19.10.2009 | aktual.: 15.01.2016 15:50
Atrakcje te miały miejsce w ubiegły piątek na Torze Poznań, gdzie zorganizowano przedpremierowy pokaz Forza Motorsport 3. Poza wspomnianą już przejażdżką Audi poznaliśmy kilka ciekawych informacji na temat gry. Jednak o tych wiadomościach zdążyłem Wam już napisać w odpowiednich wpisach, skupmy się zatem na czym innym. Pierwszy raz miałem okazję zagrać w Forza Motorsport 3 na kierownicy wypuszczonej specjalnie z myślą o grze (tej desygnowanej logo Porsche) i z widokiem na trzy ekrany równocześnie. Sam widok to tak naprawdę sztuka dla sztuki, bo poza środkowym ekranem niewiele mnie interesowało. Kierownica ma bardzo mocny force feedback, i bardzo szybko reaguje na utratę przyczepności, przez co mocno utrudnia grę. Zapewniam, że pad nie dostarczy takich wrażeń. Jednocześnie na kierownicy grało mi się zbyt trudno, ponieważ auto reagowało albo za wcześnie albo za późno. Myślę jednak, że to kwestia ustawień urządzenia. Zbadać tego dokładnie było jednak nie sposób, bo chętnych do gry było sporo. Pewne jest za to, że nowa kierownica ma bardzo mocny force-feedback i duży promień skrętu, przez co trzeba się nią nakręcić niemal jak w prawdziwym samochodzie.

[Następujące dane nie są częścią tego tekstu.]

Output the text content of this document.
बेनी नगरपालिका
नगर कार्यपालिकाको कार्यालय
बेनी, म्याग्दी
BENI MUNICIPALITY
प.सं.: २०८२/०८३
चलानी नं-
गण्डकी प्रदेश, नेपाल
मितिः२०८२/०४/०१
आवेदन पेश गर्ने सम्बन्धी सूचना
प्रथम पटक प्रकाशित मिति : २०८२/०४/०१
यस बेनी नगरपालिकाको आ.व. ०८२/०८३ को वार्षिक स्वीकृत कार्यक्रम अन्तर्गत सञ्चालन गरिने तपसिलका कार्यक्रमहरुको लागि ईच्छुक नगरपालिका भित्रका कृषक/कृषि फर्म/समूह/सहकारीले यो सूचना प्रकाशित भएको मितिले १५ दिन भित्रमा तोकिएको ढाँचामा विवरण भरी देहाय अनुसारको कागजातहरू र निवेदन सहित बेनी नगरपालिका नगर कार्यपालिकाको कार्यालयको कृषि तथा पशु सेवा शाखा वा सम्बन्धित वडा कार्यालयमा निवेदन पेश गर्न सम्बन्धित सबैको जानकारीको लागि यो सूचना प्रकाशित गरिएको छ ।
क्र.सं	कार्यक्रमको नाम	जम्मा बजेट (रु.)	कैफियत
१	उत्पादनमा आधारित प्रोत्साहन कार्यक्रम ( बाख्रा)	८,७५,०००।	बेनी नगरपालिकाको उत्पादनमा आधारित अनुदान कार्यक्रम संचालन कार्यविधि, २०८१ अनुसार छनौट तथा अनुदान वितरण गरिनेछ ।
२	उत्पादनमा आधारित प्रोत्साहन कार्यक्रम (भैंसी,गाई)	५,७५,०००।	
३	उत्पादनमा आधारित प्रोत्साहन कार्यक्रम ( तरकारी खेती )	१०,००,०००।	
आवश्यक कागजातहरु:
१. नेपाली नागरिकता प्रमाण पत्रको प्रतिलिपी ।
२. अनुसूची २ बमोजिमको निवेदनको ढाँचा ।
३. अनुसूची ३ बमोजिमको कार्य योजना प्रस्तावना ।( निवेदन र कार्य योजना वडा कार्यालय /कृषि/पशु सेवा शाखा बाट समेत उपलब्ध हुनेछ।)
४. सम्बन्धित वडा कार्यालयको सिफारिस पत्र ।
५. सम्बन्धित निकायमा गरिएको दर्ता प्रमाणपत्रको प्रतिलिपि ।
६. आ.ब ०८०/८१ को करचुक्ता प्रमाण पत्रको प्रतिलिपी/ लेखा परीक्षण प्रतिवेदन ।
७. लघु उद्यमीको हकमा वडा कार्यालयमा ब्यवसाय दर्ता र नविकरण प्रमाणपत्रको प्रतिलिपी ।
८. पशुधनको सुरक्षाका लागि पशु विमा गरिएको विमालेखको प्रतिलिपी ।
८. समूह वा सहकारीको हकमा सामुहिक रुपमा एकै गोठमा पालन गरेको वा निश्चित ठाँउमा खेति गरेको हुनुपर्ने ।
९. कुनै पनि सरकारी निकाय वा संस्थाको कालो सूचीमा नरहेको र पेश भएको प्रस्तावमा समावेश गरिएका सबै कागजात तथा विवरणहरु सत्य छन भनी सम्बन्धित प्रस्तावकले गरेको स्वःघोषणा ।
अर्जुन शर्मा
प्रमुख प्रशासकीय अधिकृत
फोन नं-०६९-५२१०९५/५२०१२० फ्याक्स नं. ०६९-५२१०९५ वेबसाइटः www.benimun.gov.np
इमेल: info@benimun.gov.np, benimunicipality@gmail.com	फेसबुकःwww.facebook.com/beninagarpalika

Jeśli już przy prawdziwych autach jesteśmy, to Microsoft przy współpracy z Audi zdołał sprowadzić na tor Audi R8. Auto to powinniście kojarzyć z okładki gry i nie tylko, jest ono bowiem "bohaterem" Forzy, czyli najczęściej eksponowanym pojazdem. Wersja którą miałem okazję się przejechać wyposażona była w silnik v10 o mocy 525 koni mechanicznych, co pozwalało temu autu osiągać 100 km/h w 3,6 s. Do tego dołożono specjalne, ceramiczne hamulce. Dość powiedzieć, że, jak zapewniał przedstawiciel Audi, jest to auto tej klasy co Ferrari F40 czy Lamborghini Gallardo. Podstawowe pytanie tego pokazu, a zarazem motyw przewodni, brzmiało jednak, czy taki samochód w grze jeździ tak samo jak w rzeczywistości? Z lekkim zdumieniem muszę przyznać, że tak. Oczywiście pomijając towarzyszące temu emocje, których jak na razie gry oddać nie potrafią, a szkoda bo ja mam ochotę na więcej. Kiedy auto ruszyło przez pierwsze trzy zakręty byłem totalnie zaskoczony prędkością z jaką się rozpędzało i działającymi przeciążeniami. Później organizm się oswajał i można było przystąpić do obserwacji. Nadmienić tu muszę, że kierowca jechał tak, jak nakazują prawidła wyścigowe, czyli hamował najpóźniej jak się dało i ścinał szczyty zakrętów. Muszę napisać, że technika jazdy zarówno w grze, jak i w rzeczywistości, nie różniła się praktycznie niczym. Niestety o samym zachowaniu auta ciężko coś powiedzieć, ponieważ w Forzie zmiennych warunków pogodowych niestety nie ma, a na torze padało, w związku z czym kołom zdarzało się tracić przyczepność. Mam jednak po takiej przejażdżce pewność, że Forza 3 stara się udawać rzeczywistość tak wiernie, jak to obecnie jest możliwe.